In 1999, when Susan Bashir began working for Southwestern Bell, a unit of AT&T, she was Christian. In 2005, she converted to Islam and, well, her world changed. Bashir alleged her managers and co-workers began calling her a “terrorist” as well as other derogatory names and also made fun of her hijab (a religious head scarf.) She told the jury that at one point her manager tried to pull off her hijab after she refused to remove it.
Bashir filed complaints internally with HR and externally with the EEOC, and was ultimately fired from her position in 2010. Last week, a jury ordered AT&T to pay Bashir $120,000 in actual damages plus $5 million in punitive damages.
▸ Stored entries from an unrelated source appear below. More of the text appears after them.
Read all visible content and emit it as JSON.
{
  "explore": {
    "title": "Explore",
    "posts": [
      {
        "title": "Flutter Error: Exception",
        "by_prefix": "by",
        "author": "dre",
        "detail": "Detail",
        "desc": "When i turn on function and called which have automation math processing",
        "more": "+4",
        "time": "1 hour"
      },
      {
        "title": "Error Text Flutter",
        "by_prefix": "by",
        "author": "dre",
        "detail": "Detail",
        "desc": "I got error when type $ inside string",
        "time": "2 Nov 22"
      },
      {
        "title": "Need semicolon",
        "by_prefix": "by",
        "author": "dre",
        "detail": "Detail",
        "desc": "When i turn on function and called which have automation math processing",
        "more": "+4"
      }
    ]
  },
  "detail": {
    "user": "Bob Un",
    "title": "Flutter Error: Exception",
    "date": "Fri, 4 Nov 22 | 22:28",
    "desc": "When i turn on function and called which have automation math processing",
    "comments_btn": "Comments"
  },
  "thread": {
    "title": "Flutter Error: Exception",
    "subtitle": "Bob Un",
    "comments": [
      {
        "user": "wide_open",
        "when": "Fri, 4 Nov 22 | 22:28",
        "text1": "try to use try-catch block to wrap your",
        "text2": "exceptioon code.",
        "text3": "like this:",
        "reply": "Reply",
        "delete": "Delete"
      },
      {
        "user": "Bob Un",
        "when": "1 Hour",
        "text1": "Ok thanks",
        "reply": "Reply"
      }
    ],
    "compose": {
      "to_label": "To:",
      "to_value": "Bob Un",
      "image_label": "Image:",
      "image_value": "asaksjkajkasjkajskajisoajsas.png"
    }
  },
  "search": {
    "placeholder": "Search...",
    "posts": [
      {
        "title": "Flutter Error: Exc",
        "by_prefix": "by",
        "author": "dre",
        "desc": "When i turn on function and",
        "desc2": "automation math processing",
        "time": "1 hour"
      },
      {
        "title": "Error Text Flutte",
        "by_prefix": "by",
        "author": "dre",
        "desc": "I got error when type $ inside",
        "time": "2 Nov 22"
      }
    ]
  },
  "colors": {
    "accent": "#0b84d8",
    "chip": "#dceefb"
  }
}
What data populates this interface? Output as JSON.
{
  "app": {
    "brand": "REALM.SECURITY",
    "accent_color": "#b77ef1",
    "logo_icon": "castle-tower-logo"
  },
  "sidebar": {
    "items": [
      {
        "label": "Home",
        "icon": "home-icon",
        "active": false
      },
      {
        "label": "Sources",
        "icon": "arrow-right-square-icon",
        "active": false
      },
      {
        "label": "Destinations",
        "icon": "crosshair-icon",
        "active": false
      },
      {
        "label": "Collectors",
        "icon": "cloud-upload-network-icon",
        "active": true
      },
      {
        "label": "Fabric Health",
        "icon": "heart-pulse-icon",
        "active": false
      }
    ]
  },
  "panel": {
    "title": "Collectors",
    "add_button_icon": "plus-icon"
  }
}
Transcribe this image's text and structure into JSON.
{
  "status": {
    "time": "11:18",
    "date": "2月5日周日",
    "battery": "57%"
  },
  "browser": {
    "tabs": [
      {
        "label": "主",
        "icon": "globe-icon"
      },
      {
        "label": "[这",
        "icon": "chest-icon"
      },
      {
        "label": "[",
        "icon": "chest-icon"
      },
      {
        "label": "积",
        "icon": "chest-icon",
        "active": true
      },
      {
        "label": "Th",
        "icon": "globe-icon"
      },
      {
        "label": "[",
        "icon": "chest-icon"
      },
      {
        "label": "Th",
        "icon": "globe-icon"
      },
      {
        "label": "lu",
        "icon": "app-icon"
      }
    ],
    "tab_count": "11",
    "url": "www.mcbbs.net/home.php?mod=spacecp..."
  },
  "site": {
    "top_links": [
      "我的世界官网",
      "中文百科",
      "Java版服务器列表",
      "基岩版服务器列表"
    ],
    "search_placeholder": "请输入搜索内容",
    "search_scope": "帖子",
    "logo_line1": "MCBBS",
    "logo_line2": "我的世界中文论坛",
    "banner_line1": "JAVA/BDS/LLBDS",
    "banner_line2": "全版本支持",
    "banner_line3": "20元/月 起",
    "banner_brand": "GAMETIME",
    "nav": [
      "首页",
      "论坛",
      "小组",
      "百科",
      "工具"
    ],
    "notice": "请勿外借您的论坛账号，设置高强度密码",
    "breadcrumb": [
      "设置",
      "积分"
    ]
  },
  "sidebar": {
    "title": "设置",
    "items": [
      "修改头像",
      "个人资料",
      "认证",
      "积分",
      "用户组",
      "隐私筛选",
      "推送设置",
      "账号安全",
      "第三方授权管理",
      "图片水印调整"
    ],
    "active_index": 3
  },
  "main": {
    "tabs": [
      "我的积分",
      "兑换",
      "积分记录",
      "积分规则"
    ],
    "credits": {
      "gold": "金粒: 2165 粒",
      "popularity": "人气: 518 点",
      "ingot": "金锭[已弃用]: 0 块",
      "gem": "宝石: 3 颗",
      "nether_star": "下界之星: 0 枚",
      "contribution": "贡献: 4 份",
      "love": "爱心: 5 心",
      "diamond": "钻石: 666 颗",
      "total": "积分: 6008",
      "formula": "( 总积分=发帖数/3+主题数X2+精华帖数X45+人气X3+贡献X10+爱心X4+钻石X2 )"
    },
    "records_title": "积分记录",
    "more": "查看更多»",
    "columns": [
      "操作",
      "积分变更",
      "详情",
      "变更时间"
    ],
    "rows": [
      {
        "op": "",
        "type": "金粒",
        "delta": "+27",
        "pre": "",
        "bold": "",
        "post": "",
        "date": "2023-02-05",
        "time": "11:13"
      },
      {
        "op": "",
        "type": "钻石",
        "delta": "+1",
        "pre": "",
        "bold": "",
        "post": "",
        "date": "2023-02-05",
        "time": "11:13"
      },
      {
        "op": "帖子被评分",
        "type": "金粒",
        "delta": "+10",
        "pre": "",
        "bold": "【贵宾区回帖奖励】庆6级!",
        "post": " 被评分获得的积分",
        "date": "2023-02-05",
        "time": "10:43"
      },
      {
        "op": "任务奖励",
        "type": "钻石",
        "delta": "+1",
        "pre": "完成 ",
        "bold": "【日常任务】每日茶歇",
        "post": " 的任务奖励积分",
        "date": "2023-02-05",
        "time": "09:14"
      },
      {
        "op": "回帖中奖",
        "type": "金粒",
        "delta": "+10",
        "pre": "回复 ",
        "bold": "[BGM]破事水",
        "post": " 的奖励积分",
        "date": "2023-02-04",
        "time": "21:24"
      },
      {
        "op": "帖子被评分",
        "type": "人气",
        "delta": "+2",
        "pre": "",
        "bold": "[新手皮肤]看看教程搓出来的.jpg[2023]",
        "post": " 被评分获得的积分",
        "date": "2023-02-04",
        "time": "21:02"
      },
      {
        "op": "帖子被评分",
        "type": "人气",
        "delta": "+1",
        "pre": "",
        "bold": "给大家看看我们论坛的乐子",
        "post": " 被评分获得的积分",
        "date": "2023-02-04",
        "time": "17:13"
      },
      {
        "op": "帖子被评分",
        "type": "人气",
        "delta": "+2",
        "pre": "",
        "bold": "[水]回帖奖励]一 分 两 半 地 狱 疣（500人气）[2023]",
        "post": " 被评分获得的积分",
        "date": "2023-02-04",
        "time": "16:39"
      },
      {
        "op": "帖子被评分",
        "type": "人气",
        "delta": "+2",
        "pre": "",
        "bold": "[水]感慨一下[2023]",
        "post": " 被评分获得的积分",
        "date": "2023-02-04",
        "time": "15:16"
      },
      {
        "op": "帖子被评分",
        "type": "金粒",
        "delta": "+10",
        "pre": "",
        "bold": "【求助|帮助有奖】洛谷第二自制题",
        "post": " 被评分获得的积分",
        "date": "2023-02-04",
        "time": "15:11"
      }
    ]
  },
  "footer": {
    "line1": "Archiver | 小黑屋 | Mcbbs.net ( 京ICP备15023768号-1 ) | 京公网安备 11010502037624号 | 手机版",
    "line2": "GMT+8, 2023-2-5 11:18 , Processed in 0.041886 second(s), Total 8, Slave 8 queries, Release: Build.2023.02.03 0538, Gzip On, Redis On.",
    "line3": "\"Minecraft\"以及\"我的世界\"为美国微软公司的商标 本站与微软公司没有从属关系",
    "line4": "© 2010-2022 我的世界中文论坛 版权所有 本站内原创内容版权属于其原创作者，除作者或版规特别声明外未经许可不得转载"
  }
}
A few lessons from this case:
1. Train managers and employees that picking on someone or treating them differently because of their religious beliefs or dress is unlawful and would violate your policies.
2. Managers should also be trained to understand the nuances of religious accommodation – handling requests, options for accommodation, as well as hardship issues. All requests must go through HR and hopefully get approval from your employment attorney.
3. Focus on respect in the workplace – in addition to having a policy, make respect a key value and part of the mission of the company. Focus on inclusion, not exclusion.
4. Be responsive when you get a complaint and follow your policies. Apparently, AT&T had a great policy, but failed to follow it.